West understands, therefore, the decisive role politics plays in shaping the character of the regime. Contra Andrew Breitbart and most commentators on politics today, politics in its highest sense is not downstream from culture. “To know whether a culture is good or bad, healthy or unhealthy, liberating or oppressive,” Charles Kesler once remarked, “one has to be able to look at it from outside or above the culture.” That is, in the founders’ view culture should conform to principles of political justice that are true for all men everywhere.
While West ably proves his arguments here, one wishes he would have critiqued more recent scholarship such as the work of Yuval Levin, whose impressive books and essays deserve a careful and thoughtful appraisal.

Property Rights and Economics

West devotes the book’s last section to an extended examination of the founders’ thoughts on property rights and economics.
Because today’s defenders of capitalism such as Sen. Ted Cruz talk only about the utility of property rights, it is no wonder that ‘capitalism comes to be seen as low.’
The founders featured two arguments when discussing property rights: justice and utility. From the standpoint of justice, property rights are “a fundamental right that would be morally wrong to infringe.” Property rights seen from the standpoint of utility provide “usefulness to life and society.”
But because today’s defenders of capitalism such as Sen. Ted Cruz talk only about the utility of property rights, it is no wonder that “capitalism comes to be seen as low.” This is likely is a major reason why a certain strain of socialism—which, as David Azerrad of the Heritage Foundation has argued, is nothing other than “a continuation of liberalism by other means”—has been making a comeback in America over the last few decades.
West also highlights an important but overlooked part of the founders’ theory of property rights: human beings have the right to possess and acquire property. They thought this important so that “the poor as well as the rich can benefit from property rights.” This stands in stark contrast to feudal ages in which serfs had virtually no prospects of climbing the ladder of opportunity and making their own way in life.

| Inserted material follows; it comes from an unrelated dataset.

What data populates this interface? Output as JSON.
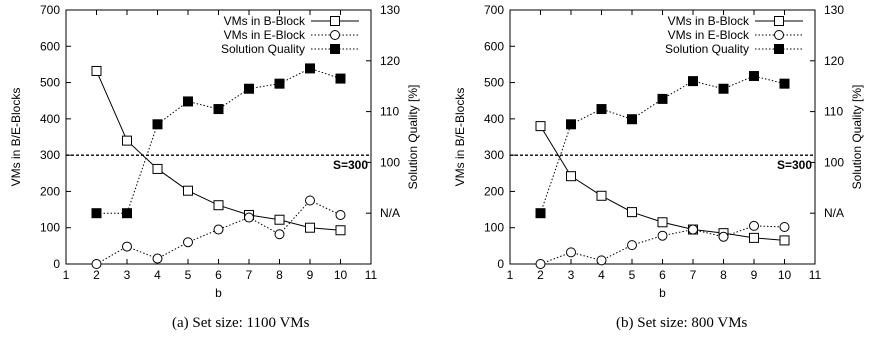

Though founders such as Hamilton and Jefferson disagreed over policies to secure property rights, West argues that they shared a consensus on principles. They agreed on widespread private ownership, the importance of establishing a domestic free market, and the necessity of having a “precious-metals monetary standard.” In an implicit rebuke to conservatives who tend to view global free trade as a principle of natural right, West notes that “considerations of interest” above all determined the founders’ trade policy. The founders, he rightly points out, did not believe “in laissez-faire economics at the expense of American prosperity or national defense.”
The book culminates with West’s overall conclusions on the founders’ project:
The nobility of the founding consists in its realism about the self-interested nature of man, combined with its idealism about building a government that serves the common good by enabling people to acquire enough property to live, while making it possible for people in their private lives to serve God in the way they believed best and to cultivate their minds without being tormented by persecution.
In attempting to understand the founders as they understood themselves, West has done a yeoman’s service not only for scholarship on the American founding, but also for showing how a republican polity must be maintained. This book should be on the bookshelf of every scholar and patriot who cares about the continued success of that nation “conceived in liberty and dedicated to the proposition that all men are created equal.”